The MM bone marrow microenvironment seems to be in an immunosuppressive state and both B- and T-cells shows significant impairment of their functions, possibly due to an increased concentration of adenosine in the bone marrow [33]. Such impairment is reflected by higher expression of markers of T-cell exhaustion such programmed cell death-1 (PD-1) and cytotoxic T-lymphocyte associated protein-4 (CTLA-4) [34]. Several checkpoint inhibitors that block PD-1, PD-L1 or CTLA-4 have been approved for solid cancers but, so far, checkpoint inhibitors have not shown convincing efficacy in MM [35]. T-cell immunoglobulin and ITIM domains (TIGIT) is an inhibitory checkpoint molecule highly expressed by CD8+ T-cell from MM patients and may play a more important role in the inhibition of the T-cell response against MM [36].

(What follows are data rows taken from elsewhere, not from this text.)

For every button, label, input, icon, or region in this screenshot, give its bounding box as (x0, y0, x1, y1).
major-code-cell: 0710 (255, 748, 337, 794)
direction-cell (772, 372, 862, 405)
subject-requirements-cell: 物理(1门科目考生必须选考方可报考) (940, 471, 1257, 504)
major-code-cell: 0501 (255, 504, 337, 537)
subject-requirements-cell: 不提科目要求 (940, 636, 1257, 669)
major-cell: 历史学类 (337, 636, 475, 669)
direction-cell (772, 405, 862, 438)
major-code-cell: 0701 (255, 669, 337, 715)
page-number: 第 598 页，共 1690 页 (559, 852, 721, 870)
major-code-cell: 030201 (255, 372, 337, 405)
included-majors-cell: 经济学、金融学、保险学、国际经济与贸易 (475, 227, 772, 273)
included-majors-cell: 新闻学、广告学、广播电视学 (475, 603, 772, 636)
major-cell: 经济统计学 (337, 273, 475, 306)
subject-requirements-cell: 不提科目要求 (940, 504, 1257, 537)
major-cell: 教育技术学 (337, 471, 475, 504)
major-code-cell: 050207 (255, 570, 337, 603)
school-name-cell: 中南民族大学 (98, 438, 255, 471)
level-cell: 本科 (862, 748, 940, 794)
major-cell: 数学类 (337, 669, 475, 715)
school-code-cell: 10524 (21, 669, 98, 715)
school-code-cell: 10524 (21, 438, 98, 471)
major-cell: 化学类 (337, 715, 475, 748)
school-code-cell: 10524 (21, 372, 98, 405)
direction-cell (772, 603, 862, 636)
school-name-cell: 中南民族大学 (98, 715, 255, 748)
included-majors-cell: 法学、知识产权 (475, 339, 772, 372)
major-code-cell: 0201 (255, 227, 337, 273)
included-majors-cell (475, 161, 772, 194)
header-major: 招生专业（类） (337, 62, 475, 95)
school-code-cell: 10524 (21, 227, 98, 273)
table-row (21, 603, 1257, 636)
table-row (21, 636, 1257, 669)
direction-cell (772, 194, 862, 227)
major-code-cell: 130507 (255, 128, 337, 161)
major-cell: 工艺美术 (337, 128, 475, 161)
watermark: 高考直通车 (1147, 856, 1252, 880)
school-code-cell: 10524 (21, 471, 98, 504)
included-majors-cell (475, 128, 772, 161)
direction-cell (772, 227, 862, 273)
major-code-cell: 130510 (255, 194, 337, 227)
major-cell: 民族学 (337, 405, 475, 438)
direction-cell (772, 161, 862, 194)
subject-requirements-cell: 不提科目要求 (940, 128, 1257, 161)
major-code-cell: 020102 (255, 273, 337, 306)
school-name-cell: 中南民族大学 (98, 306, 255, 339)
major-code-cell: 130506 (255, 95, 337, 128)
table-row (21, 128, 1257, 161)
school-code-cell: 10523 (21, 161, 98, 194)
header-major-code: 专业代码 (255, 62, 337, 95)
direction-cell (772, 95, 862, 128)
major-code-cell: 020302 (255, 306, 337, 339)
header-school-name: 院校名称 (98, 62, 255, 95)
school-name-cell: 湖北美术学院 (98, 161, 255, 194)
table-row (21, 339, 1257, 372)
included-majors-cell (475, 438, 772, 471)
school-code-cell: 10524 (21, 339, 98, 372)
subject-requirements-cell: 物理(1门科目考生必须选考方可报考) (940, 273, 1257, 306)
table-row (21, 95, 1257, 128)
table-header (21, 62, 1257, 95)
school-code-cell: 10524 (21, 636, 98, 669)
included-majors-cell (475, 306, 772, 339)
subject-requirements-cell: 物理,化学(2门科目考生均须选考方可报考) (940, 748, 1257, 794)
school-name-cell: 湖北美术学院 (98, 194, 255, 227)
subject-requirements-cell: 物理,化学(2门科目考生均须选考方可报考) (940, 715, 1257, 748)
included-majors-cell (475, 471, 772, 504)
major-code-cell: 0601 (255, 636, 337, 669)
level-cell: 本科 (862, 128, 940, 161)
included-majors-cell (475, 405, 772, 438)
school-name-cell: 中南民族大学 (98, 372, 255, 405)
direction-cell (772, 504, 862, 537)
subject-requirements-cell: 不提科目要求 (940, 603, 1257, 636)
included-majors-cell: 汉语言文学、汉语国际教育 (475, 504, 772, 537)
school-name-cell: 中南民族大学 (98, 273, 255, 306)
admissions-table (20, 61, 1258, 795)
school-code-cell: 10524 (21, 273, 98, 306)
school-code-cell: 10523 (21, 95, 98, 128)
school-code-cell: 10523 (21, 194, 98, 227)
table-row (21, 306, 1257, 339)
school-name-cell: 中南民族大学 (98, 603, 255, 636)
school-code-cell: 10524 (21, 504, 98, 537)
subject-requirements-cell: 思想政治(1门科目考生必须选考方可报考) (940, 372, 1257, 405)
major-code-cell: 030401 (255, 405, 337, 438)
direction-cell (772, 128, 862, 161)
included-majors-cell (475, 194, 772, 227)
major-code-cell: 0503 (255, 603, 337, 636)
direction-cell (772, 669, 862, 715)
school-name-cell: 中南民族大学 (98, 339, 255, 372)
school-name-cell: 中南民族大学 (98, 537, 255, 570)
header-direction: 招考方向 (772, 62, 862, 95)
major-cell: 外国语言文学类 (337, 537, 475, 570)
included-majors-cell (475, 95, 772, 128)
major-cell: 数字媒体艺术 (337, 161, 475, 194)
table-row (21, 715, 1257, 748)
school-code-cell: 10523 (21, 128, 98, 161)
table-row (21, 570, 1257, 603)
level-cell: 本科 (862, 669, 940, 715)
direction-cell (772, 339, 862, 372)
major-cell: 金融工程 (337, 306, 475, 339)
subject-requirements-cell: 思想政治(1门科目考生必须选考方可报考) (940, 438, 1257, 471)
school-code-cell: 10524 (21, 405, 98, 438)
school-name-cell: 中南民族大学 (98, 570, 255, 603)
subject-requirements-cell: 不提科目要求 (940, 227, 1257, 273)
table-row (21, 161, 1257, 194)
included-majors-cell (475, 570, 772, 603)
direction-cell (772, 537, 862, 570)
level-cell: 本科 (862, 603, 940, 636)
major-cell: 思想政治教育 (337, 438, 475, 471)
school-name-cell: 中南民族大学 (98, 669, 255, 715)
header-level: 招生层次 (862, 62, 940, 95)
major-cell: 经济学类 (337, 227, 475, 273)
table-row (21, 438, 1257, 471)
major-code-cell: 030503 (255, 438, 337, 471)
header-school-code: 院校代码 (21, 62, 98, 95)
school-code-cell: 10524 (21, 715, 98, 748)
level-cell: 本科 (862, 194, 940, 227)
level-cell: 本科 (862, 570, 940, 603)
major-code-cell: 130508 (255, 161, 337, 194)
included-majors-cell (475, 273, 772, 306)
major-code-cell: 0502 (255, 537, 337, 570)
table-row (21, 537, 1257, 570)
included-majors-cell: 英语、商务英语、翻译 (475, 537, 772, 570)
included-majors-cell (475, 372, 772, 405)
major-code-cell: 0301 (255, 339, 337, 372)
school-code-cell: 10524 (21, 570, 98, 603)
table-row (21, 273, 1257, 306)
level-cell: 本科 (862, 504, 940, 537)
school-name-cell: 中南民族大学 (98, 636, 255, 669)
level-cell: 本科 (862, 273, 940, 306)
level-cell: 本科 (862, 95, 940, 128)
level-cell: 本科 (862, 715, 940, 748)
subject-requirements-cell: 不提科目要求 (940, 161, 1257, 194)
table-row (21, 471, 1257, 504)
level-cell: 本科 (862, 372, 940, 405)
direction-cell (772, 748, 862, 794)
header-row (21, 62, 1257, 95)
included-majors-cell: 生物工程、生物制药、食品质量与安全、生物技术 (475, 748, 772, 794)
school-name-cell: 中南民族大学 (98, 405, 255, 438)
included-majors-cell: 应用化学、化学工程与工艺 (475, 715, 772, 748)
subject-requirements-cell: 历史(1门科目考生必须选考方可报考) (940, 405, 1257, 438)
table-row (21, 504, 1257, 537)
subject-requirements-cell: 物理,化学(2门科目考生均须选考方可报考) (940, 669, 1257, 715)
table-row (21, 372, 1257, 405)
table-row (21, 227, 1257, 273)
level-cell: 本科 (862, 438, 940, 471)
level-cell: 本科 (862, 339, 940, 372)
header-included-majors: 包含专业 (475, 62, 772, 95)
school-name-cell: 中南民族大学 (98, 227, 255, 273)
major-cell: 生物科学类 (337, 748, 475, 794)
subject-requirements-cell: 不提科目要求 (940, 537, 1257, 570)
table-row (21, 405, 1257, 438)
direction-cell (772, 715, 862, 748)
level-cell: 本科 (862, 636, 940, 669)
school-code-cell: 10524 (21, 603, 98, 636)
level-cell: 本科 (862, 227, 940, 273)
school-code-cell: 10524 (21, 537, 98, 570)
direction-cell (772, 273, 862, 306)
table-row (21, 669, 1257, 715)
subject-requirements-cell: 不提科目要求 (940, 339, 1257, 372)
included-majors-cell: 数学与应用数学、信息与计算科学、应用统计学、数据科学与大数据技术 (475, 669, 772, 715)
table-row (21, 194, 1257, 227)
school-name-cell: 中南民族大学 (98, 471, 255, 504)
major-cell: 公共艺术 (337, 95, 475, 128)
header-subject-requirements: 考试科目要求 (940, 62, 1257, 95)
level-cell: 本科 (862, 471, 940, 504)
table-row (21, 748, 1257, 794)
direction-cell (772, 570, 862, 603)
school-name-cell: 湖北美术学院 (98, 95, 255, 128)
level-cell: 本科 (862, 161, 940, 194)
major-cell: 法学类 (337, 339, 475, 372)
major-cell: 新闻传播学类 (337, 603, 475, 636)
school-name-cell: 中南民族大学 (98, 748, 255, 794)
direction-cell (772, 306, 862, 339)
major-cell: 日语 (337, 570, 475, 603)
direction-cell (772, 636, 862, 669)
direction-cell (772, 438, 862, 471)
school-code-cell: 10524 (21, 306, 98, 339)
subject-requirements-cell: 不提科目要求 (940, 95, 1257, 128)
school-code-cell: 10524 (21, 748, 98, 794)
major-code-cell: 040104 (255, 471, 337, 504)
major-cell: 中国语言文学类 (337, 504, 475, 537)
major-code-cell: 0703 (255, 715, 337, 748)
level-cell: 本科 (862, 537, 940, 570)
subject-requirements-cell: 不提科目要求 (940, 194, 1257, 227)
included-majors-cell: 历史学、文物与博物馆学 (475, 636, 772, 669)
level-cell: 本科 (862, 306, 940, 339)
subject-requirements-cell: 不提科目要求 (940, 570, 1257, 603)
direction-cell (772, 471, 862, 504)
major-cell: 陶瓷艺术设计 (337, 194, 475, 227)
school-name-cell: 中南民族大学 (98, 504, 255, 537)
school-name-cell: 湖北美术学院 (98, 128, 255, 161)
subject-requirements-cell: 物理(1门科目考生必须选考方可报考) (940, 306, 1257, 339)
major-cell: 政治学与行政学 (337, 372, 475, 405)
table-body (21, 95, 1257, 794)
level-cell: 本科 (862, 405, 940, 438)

When initiating treatment with DARA, the number of CD4⁺CD25⁺CD127^dimTregs decline immediately. These Tregs are also CD38⁺and therefore sensitive to DARA. This decline is followed by an expansion of CD8⁺ T cells and an increase in the ratios of CD8⁺:CD4⁺ and CD8⁺: Tregs [11]. These immunomodulatory changes are more pronounced in patients with a good, clinical response to DARA. Whether exhaustion of T-cells plays a role in the development of resistance to DARA is not fully clarified, but adding durvalumab, a PD-L1 inhibitor, to DARA in DARA-refractory patients did not induce a clinical response [37]. Iversen et al. examined the expression of checkpoint molecules on CD8+ T-cells isolated from the bone marrow of newly diagnosed MM patients (NDMM) and patients relapsing on DARA [38]. They found no difference in the expression of PD-1 on CD8⁺ T-cells in DARA-refractory patients compared to NDMM patients. Furthermore, PD-1 was only expressed on around 20% of CD8⁺ T-cells from MM patients, whereas TIGIT was present on around 80% (Figure 3). Paiva et al. confirmed the observation on the percentage of PD-1 expressing CD8⁺T-cells [39]. Two studies confirm that TIGIT is more frequently expressed by CD8⁺ T-cells in myeloma patients than PD-1 [36, 40]. Altogether, it seems that PD-1 is not a key immune regulatory checkpoint in MM. Iversen et al. did not find a difference in the expression of TIGIT on CD8⁺ T-cells when comparing NDMM to DARA-refractory patients, which was supported by the findings by Guillerey [36]. Neri et al . found a higher expression of TIGIT on T-cells from DARA-resistant patients compared to responders [41]. Therefore, it seems that there is a difference in the expression of TIGIT on T-cells when comparing DARA-refractory patients to patients currently in a clinical response, but not when comparing DARA-refratory patients to NDMM. Anti-TIGIT mAbs are currently being tested in clinical trials of patients with relapsed MM.